Preconceitos e estigmas são na realidade condições pejorativas desvalorativas dirigidas contra alguém ou contra algo que ocorre na realidade. São conceitos, pré-anunciados, antecipados, em torno de algo, alguém ou acontecimento ou sobre o que de fato ocorre, na realidade. Os preconceitos, estão quase sempre inseridos em um contexto social, psíquico ou cultural ou a condições específicas que fazem parte dos indivíduos e de suas relações. Em geral os preconceitos são estigmatizantes e segregacionistas onde indivíduos, práticas sociais, fatos, acontecimentos, eventos ou mesmo condições psicossociais, são desqualificados, mal vistos e desconsideradas, em razão de uma apreciação destorcida dessas realidades, desses fatos ou dessas pessoas ou desses acontecimentos, os quais são postos à margem da realidade. Em princípio, todos os preconceitos são repletos de violências contra o que, ou a quem se dirige.
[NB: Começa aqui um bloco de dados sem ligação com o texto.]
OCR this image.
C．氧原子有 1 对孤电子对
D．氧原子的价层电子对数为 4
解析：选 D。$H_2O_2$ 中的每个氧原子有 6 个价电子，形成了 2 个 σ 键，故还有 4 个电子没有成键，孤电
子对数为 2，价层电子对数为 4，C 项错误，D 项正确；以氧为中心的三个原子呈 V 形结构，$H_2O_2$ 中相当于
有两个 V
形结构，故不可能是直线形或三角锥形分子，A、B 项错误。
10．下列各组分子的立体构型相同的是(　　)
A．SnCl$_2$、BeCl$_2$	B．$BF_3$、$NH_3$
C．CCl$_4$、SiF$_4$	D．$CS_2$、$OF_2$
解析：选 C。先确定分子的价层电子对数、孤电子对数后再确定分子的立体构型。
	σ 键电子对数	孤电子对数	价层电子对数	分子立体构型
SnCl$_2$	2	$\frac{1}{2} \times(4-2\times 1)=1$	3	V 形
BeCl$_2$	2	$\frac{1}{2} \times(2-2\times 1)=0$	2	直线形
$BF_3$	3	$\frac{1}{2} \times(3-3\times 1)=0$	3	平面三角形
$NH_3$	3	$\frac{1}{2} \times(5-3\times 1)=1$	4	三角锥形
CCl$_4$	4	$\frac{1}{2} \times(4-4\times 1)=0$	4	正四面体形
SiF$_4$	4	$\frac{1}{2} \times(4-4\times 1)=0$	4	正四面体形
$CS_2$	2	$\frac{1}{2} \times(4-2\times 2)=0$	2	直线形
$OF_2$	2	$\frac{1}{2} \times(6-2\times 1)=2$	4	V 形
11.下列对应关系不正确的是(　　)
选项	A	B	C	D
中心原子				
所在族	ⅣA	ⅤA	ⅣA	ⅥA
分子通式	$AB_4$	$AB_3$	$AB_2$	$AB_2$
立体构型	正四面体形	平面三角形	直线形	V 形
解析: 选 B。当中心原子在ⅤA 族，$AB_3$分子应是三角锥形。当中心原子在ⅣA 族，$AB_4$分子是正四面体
Particularmente, sobre preconceitos e doença mental a Associação Brasileira de Psiquiatria – ABP, há 08 anos, desenvolveu a campanha “A Sociedade Contra o Preconceito”, lançada durante o XXIX Congresso Brasileiro de Psiquiatria. Essa campanha ganhou notoriedade, nacional e internacional, de tal forma que culminou com o projeto “Psicofobia é um Crime” que, após várias audiências públicas, apresentou emenda ao projeto de reforma do Código Penal, para criminalizar a segregação de portadores de transtornos mentais.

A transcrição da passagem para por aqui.